Das Arbeitsministerium in der Türkei verhängt nach einem Bericht der Zeitung „Sözcü“ 470.000 Unternehmen monatlich Strafen in Höhe von bis zu 14.000 TL (ca. 4.600 Euro), weil sie gegen arbeitsrechtliche Bestimmungen verstoßen. Inzwischen sollen die Strafen gegen die Unternehmen auf rund 118 Milliarden TL (ca. 39 Milliarden Euro) angestiegen sein.

Die Zeitung schreibt weiter, dass die neue Arbeitsgesetze 2012 auf den Weg gebracht wurden. Den Unternehmen wurde zwei Jahre Zeit gegeben um diese umzusetzen. An die neuen Regeln müssten sich die türkischen Unternehmen schon seit dem 1. Januar 2014 halten. Demnach müssen Firmen einen Arbeitssicherheitsexperten oder etwa einen Sanitäter haben.

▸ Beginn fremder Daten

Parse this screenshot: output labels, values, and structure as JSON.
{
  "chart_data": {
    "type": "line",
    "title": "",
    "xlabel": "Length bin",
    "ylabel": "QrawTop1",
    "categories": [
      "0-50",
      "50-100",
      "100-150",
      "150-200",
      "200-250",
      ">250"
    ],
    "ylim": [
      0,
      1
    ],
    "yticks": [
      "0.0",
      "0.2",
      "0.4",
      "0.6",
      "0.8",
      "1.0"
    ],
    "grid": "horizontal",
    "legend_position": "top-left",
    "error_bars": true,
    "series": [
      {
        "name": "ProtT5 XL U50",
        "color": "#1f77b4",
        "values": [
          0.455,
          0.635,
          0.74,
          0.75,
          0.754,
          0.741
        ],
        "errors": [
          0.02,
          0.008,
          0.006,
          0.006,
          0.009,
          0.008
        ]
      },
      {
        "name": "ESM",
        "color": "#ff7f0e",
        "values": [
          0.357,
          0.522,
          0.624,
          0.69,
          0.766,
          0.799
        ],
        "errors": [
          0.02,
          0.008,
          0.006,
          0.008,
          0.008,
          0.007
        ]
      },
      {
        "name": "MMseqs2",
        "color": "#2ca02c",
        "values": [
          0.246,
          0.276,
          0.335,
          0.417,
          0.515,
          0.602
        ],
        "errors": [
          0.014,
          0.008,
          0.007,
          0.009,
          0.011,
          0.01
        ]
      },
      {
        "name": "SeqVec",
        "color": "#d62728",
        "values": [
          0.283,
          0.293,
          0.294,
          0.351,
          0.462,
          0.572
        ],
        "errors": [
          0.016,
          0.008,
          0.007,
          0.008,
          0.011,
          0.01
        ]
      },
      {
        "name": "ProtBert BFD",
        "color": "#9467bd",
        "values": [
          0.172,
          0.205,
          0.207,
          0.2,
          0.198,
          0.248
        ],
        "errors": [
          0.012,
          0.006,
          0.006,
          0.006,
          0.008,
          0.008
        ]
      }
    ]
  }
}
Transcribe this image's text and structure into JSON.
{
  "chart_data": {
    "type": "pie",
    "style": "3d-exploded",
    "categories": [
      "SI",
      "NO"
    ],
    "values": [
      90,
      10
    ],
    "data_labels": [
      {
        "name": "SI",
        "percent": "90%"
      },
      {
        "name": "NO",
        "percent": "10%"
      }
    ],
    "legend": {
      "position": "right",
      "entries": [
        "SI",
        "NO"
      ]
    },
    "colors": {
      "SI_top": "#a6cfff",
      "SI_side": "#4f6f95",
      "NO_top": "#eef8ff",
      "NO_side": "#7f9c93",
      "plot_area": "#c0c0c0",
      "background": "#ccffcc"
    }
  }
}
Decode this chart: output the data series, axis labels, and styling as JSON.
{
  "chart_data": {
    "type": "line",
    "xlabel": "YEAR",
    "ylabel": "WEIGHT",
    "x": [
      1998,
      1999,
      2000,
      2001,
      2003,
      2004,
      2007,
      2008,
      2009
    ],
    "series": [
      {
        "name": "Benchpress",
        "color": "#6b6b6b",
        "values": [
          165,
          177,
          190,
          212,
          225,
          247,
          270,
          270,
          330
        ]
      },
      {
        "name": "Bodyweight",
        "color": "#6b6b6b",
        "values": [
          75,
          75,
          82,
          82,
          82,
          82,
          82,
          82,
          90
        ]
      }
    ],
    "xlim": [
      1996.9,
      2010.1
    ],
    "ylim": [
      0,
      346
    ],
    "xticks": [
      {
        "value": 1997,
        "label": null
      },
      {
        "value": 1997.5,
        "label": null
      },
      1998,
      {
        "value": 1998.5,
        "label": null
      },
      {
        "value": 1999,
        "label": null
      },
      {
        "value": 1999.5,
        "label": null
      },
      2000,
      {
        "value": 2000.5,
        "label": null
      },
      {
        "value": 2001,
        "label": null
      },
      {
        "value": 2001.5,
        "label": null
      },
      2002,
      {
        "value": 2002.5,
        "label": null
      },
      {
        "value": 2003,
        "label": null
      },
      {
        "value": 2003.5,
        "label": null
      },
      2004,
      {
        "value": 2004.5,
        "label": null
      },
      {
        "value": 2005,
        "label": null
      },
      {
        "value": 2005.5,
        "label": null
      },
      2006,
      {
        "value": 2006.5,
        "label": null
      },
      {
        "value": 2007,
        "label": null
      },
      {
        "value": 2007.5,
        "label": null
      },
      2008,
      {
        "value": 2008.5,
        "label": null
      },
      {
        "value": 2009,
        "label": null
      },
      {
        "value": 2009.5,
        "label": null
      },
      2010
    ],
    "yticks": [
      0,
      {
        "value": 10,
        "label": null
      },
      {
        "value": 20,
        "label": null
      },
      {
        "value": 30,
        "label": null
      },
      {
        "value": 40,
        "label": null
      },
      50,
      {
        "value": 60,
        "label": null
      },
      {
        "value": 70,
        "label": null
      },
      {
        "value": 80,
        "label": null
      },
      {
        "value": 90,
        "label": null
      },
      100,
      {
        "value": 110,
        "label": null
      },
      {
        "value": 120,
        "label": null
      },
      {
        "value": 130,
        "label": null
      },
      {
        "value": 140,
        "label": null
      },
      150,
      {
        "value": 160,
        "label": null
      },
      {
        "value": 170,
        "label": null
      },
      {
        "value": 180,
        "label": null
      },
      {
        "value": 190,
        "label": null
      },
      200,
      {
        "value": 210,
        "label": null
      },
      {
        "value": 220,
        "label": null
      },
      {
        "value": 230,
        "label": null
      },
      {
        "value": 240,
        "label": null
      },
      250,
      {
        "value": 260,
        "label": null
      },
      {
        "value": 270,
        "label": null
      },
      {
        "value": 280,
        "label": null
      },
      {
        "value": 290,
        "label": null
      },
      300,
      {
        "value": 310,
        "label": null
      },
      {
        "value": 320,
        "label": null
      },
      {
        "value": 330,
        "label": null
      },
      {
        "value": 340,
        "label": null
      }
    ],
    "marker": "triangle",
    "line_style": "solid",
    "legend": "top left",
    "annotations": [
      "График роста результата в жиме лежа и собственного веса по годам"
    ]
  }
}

Die Zeitung berichtet zudem, dass das Arbeitsministerium die Strafen erst nach den Wahlen am 7 Juni eintreiben möchte. Dass sich die Unternehmen bis dahin an die neuen Arbeitsrichtlinien halten werden, ist unwahrscheinlich. Nach den Wahlen könnte die Gesamtstrafe, die die Firmen an den Staat zahlen müssen, weitaus höher ausfallen. Dann droht vielen der Betroffenen die Insolvenz. Derzeit sagen Umfragen, dass die Regierungspartei AKP von Staatspräsident Recep Tayyip Erdoğan nicht mehr die absolute Mehrheit erreichen wird. Mit einer Einforderung der Strafgelder würde diese Prognose das Schicksal der AKP besiegeln.